Every normal man must be tempted, at times, to spit on his hands, hoist the black flag, and begin slitting throats. –H.L. Mencken
My wife and I were married in a church, by an excellent pastor, with a clear and full exposition of why we were taking this step. It was not so that we could get a tax break. It was not so that our children would not be bastards and would be able to inherit our assets. It was to mirror the relationship of Christ to the Church and to demonstrate faithfulness and love to those around us.
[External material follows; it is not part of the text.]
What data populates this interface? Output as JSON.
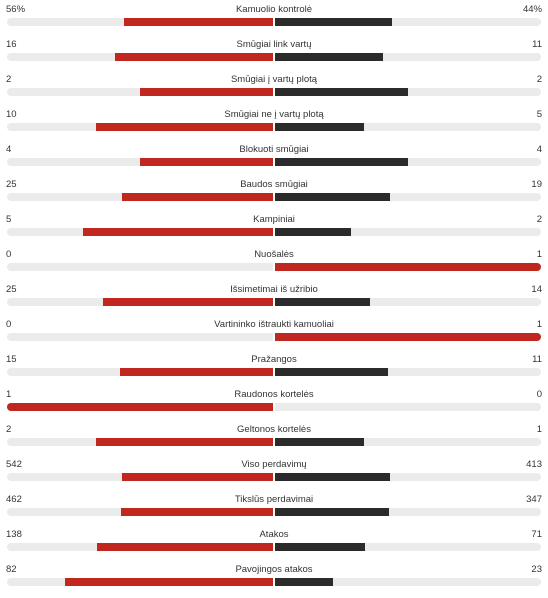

Unfortunately, we were also married with those horrible words: “By the power vested in me by the State of Delaware…” There is nothing wrong (for greater accuracy – more wrong) with Delaware in comparison to another state. However, there is something wrong with a state granting a pastor power over a wedding ceremony. As with other private-public institutions, there is a confusion between the power of God and the ‘power’ of the state.
David J. Theroux, at The Independent Institute has a great article (Part I, Part II) on this very confusion. Theroux comes at the issue from a different direction than I have, setting the philosophical and historical precedents that ushered religion out of society, only to be replaced by what he calls a secular theocracy. It is at this point that Theroux begins to take a different tack than the majority of Christian commentators. Instead of advocating Christians rise up and make America great again by reworking this theocracy, Theroux supports “de-socializing the public square” by “privatizing government schools, transportation, welfare… civic areas of all types, etc., and allowing covenants and other private institutions and communities to flourish.”